Chip khusus jadi pusat strategi
Kehadiran chip kustom disebut menjadi komponen penting dalam rancangan smartphone AI itu. Dengan chipset yang dibuat khusus, OpenAI berpeluang mengatur performa, efisiensi daya, dan integrasi perangkat keras serta lunak secara lebih terarah.
Dalam perangkat yang menempatkan AI sebagai fungsi utama, chip bukan lagi sekadar pelengkap. Proses seperti pengolahan gambar, video real-time, dan kemampuan bahasa alami membutuhkan hardware yang mampu bekerja cepat tanpa menguras daya secara berlebihan.
Pendekatan semacam ini juga memberi ruang bagi OpenAI untuk membedakan produknya dari smartphone biasa. Jika rancangan chip benar-benar disesuaikan dengan kebutuhan AI, pengalaman pengguna bisa dibuat lebih optimal untuk tugas-tugas cerdas yang berjalan langsung di ponsel.
AI tidak hanya bergantung pada cloud
Arah yang dikabarkan sedang disiapkan OpenAI sejalan dengan tren industri yang makin mendorong pemrosesan on-device. Dalam model ini, sebagian beban kerja AI dijalankan langsung di perangkat sehingga ketergantungan pada server eksternal dapat dikurangi.
Bagi pengguna, skema tersebut berpotensi menghadirkan respons yang lebih cepat dan pengalaman yang lebih natural. Sistem tidak selalu harus mengirim permintaan ke cloud, sehingga interaksi bisa terasa lebih dekat dengan konteks pemakaian sehari-hari.
Pendekatan ini penting untuk kebutuhan yang menuntut kecepatan dan kepekaan konteks. Asisten digital dan pemrosesan bahasa alami menjadi dua contoh area yang sangat diuntungkan bila AI bekerja langsung di perangkat.
OpenAI diperkirakan menggandeng mitra produksi
Meski kabar smartphone AI ini mulai menarik perhatian, OpenAI disebut belum memiliki lini manufaktur perangkat keras sendiri.
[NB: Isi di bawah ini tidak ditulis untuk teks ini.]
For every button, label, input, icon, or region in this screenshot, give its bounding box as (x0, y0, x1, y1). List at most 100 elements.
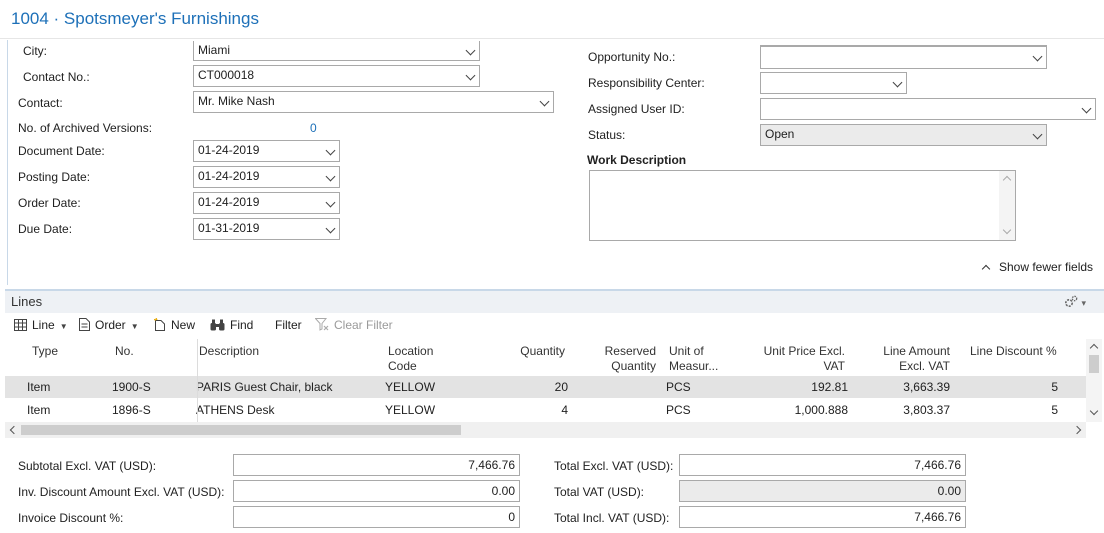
grid-icon (14, 318, 27, 332)
grid-vertical-scrollbar[interactable] (1086, 339, 1102, 422)
new-document-icon (153, 317, 166, 332)
column-header-type[interactable]: Type (32, 344, 58, 359)
chevron-down-icon[interactable] (325, 223, 336, 234)
row-location: YELLOW (385, 380, 436, 394)
responsibility-center-field[interactable] (760, 72, 907, 94)
scroll-thumb[interactable] (1089, 355, 1099, 373)
document-date-field[interactable]: 01-24-2019 (193, 140, 340, 162)
scroll-thumb[interactable] (21, 425, 461, 435)
due-date-label: Due Date: (18, 222, 73, 236)
row-line-discount: 5 (1051, 403, 1058, 417)
column-header-location-code[interactable]: Location Code (388, 344, 433, 374)
scroll-up-icon[interactable] (1002, 175, 1012, 185)
contact-no-label: Contact No.: (23, 70, 90, 84)
column-header-description[interactable]: Description (199, 344, 259, 359)
chevron-down-icon[interactable] (465, 70, 476, 81)
table-row[interactable]: Item 1900-S PARIS Guest Chair, black YEL… (5, 376, 1089, 398)
contact-no-field[interactable]: CT000018 (193, 65, 480, 87)
total-excl-vat-label: Total Excl. VAT (USD): (554, 459, 674, 473)
filter-button-label: Filter (275, 318, 302, 332)
row-line-discount: 5 (1051, 380, 1058, 394)
column-header-unit-price[interactable]: Unit Price Excl. VAT (745, 344, 845, 374)
chevron-down-icon[interactable] (1081, 103, 1092, 114)
clear-filter-label: Clear Filter (334, 318, 393, 332)
chevron-down-icon[interactable] (1032, 129, 1043, 140)
contact-field[interactable]: Mr. Mike Nash (193, 91, 554, 113)
scroll-up-icon[interactable] (1089, 343, 1099, 353)
scroll-left-icon[interactable] (9, 425, 19, 435)
chevron-down-icon[interactable] (325, 145, 336, 156)
order-date-label: Order Date: (18, 196, 81, 210)
line-menu-button[interactable]: Line ▼ (14, 318, 68, 332)
chevron-down-icon[interactable] (325, 171, 336, 182)
grid-horizontal-scrollbar[interactable] (5, 422, 1086, 438)
column-header-reserved-quantity[interactable]: Reserved Quantity (575, 344, 656, 374)
assigned-user-label: Assigned User ID: (588, 102, 685, 116)
opportunity-no-field[interactable] (760, 45, 1047, 69)
textarea-scrollbar[interactable] (999, 171, 1015, 240)
city-value: Miami (198, 43, 230, 57)
lines-grid: Type No. Description Location Code Quant… (5, 339, 1104, 425)
posting-date-value: 01-24-2019 (198, 169, 260, 183)
row-no: 1896-S (112, 403, 151, 417)
column-header-unit-of-measure[interactable]: Unit of Measur... (669, 344, 718, 374)
responsibility-center-label: Responsibility Center: (588, 76, 705, 90)
scroll-down-icon[interactable] (1002, 225, 1012, 235)
table-row[interactable]: Item 1896-S ATHENS Desk YELLOW 4 PCS 1,0… (5, 399, 1089, 421)
gear-icon[interactable]: ▾ (1064, 294, 1086, 309)
inv-discount-field[interactable]: 0.00 (233, 480, 520, 502)
column-header-no[interactable]: No. (115, 344, 134, 359)
document-date-value: 01-24-2019 (198, 143, 260, 157)
chevron-down-icon[interactable] (325, 197, 336, 208)
work-description-label: Work Description (587, 153, 687, 167)
row-line-amount: 3,803.37 (903, 403, 950, 417)
archived-versions-link[interactable]: 0 (310, 121, 317, 135)
posting-date-field[interactable]: 01-24-2019 (193, 166, 340, 188)
column-header-location-line1: Location (388, 344, 434, 358)
status-label: Status: (588, 128, 626, 142)
chevron-down-icon[interactable] (892, 77, 903, 88)
posting-date-label: Posting Date: (18, 170, 91, 184)
column-header-quantity[interactable]: Quantity (485, 344, 565, 359)
work-description-textarea[interactable] (589, 170, 1016, 241)
new-button-label: New (171, 318, 196, 332)
total-excl-vat-field: 7,466.76 (679, 454, 966, 476)
lines-section-header: Lines ▾ (5, 289, 1104, 313)
assigned-user-field[interactable] (760, 98, 1096, 120)
filter-button[interactable]: Filter (275, 318, 302, 332)
document-date-label: Document Date: (18, 144, 105, 158)
header-divider (0, 38, 1104, 39)
due-date-field[interactable]: 01-31-2019 (193, 218, 340, 240)
column-header-reserved-line2: Quantity (611, 359, 656, 373)
show-fewer-fields-label: Show fewer fields (999, 260, 1094, 274)
due-date-value: 01-31-2019 (198, 221, 260, 235)
chevron-down-icon[interactable] (539, 96, 550, 107)
row-description: ATHENS Desk (196, 403, 275, 417)
scroll-right-icon[interactable] (1072, 425, 1082, 435)
order-menu-button[interactable]: Order ▼ (79, 318, 139, 332)
column-header-unit-line2: Measur... (669, 359, 719, 373)
invoice-discount-pct-field[interactable]: 0 (233, 506, 520, 528)
row-type: Item (27, 403, 51, 417)
order-date-field[interactable]: 01-24-2019 (193, 192, 340, 214)
clear-filter-button[interactable]: Clear Filter (314, 318, 393, 332)
new-button[interactable]: New (153, 317, 196, 332)
scroll-down-icon[interactable] (1089, 406, 1099, 416)
subtotal-field: 7,466.76 (233, 454, 520, 476)
row-description: PARIS Guest Chair, black (196, 380, 333, 394)
inv-discount-label: Inv. Discount Amount Excl. VAT (USD): (18, 485, 225, 499)
status-field[interactable]: Open (760, 124, 1047, 146)
column-divider (197, 339, 198, 425)
show-fewer-fields-link[interactable]: Show fewer fields (981, 260, 1094, 274)
lines-toolbar: Line ▼ Order ▼ New Find Filter Clear Filte… (5, 315, 1104, 337)
line-menu-label: Line (32, 318, 55, 332)
chevron-down-icon[interactable] (465, 45, 476, 56)
column-header-line-amount[interactable]: Line Amount Excl. VAT (855, 344, 950, 374)
find-button[interactable]: Find (210, 318, 253, 332)
chevron-down-icon[interactable] (1032, 51, 1043, 62)
order-date-value: 01-24-2019 (198, 195, 260, 209)
city-field[interactable]: Miami (193, 41, 480, 61)
contact-label: Contact: (18, 96, 63, 110)
column-header-line-discount[interactable]: Line Discount % (970, 344, 1057, 359)
column-header-unit-line1: Unit of (669, 344, 704, 358)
Karena itu, kerja sama dengan mitra produksi dipandang sebagai jalur yang paling mungkin untuk mewujudkan perangkat tersebut.
Skema kemitraan seperti ini dinilai masuk akal karena dapat mempercepat pengembangan sekaligus mengurangi hambatan teknis. Mitra yang sudah berpengalaman di bidang produksi juga bisa membantu OpenAI masuk ke pasar perangkat konsumen tanpa harus membangun rantai manufaktur dari awal.
Langkah tersebut memperlihatkan bahwa ekspansi OpenAI ke ranah hardware tetap bertumpu pada kolaborasi industri. Keberhasilan produk nantinya tidak hanya bergantung pada konsep perangkat, tetapi juga pada eksekusi manufaktur dan integrasi teknologinya.
Persaingan perangkat AI makin padat
Rencana OpenAI muncul di tengah persaingan yang semakin ramai pada segmen perangkat berbasis AI. Banyak perusahaan teknologi berlomba membawa kecerdasan buatan langsung ke perangkat konsumen agar interaksi terasa lebih cepat, lebih personal, dan lebih kontekstual.
Bila smartphone AI OpenAI benar hadir, perangkat itu berpotensi menawarkan cara baru dalam menggunakan ponsel. Pengguna mungkin akan lebih banyak mengandalkan perintah alami untuk membuka aplikasi, mencari informasi, dan mengakses layanan tanpa terlalu sering berpindah antarmuka secara manual.
Sampai saat ini, informasi mengenai perangkat tersebut masih sebatas laporan awal dan belum dikonfirmasi resmi oleh OpenAI. Detail seperti spesifikasi, jadwal peluncuran, dan pasar yang dituju juga belum diungkap, sehingga rencana ini masih perlu dipantau sebagai sinyal awal arah baru OpenAI di dunia perangkat mobile.